# 'Distributive' property for a function mod m

What properties must some function $f(n)$ have for it to be the case that: $f(n) = (n + 3) \mod m = (n \mod m) + (3 \mod m)$?
Similarly, what if $f(n) = (n + 3) \mod m = (n \mod m + 3)?$

Is this something that is well studied? Where might I go to find more information?

Suppose here that $n,m \in \mathbb{Z^+}$ $-$ {$0$}, that the equation holds for all or some subset of $m,n$ and that 'mod' stands for the standard modular arithmetic operator.
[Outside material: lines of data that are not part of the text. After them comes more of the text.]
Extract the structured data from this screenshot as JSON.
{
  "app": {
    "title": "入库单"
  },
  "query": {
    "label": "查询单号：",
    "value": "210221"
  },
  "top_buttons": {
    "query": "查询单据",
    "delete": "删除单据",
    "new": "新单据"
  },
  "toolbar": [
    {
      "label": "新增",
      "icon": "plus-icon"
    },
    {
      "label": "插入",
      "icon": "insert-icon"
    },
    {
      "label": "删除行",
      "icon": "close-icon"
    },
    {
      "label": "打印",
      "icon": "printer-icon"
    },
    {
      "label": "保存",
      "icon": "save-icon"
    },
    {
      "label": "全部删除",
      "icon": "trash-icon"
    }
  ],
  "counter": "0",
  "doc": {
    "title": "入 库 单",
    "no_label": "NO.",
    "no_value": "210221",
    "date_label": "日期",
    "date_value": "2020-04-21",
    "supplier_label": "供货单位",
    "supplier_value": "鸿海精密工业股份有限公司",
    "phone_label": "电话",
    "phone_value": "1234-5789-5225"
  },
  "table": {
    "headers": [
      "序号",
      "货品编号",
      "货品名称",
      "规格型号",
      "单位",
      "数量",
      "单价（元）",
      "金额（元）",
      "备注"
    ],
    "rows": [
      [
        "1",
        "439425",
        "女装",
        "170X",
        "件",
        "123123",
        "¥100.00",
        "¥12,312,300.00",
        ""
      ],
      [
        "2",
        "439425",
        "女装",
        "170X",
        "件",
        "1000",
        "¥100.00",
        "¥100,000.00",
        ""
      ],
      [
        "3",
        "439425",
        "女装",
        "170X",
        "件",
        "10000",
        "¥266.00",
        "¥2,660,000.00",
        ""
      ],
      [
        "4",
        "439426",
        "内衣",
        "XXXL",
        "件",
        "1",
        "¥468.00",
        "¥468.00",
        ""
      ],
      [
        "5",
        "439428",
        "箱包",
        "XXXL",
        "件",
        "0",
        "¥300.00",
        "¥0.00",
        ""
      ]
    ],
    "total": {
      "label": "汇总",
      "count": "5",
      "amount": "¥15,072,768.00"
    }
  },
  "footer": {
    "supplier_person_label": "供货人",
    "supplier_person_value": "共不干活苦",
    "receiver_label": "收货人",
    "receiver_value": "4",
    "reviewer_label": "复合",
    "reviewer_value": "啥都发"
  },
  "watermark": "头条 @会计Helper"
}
• Welcome to MathSE! You are more likely to get a good answer to your question if you follow a few guidelines. In particular, what have you tried so far, and just where are you stuck? Also, your question needs to be clear. In your case, what do you mean by "mod"? Are you using it as a binary operator to mean the remainder after integer division? You also have no quantifier on $m$: do those functional equations hold for all $m$? – Rory Daulton Jan 12 '15 at 0:44
• Your edit was an improvement. But the equation $f(n)=(n+3) \mod m$ defines $f$ completely but not $m$. Are you asking for properties of $f$ (as you wrote) or properties of $m$ or of $n$? – Rory Daulton Jan 12 '15 at 1:01
• A final question: what is the order of operations in the right side of your first equation? Is it $(n+3)\mod m=(n\mod m)+(3\mod m)$? And how do you define $n\mod m$ when $m$ is zero or negative? What about if $n$ is negative? – Rory Daulton Jan 12 '15 at 1:16
• @Rory sorry I've edited my question to address your concerns. – Max Power Jan 12 '15 at 1:48

Let's assume that $m$ is a positive integer and look at your first equation.
Your equation $(n+3)\mod m=(n\mod m)+(3\mod m)$ is true for all $n$ if $m$ divides $3$: i.e. $m$ is $1$ or $3$. In those cases, both sides of the equation are the same as $n\mod m$: adding the $3$ does nothing.
In all other cases, your equation is not true for all $n$. For $m=2$, use $n=1$. For $m>3$, use $m-3$. In both cases, the left hand side will be zero while the right hand side will be the sum of two non-zero positive integers.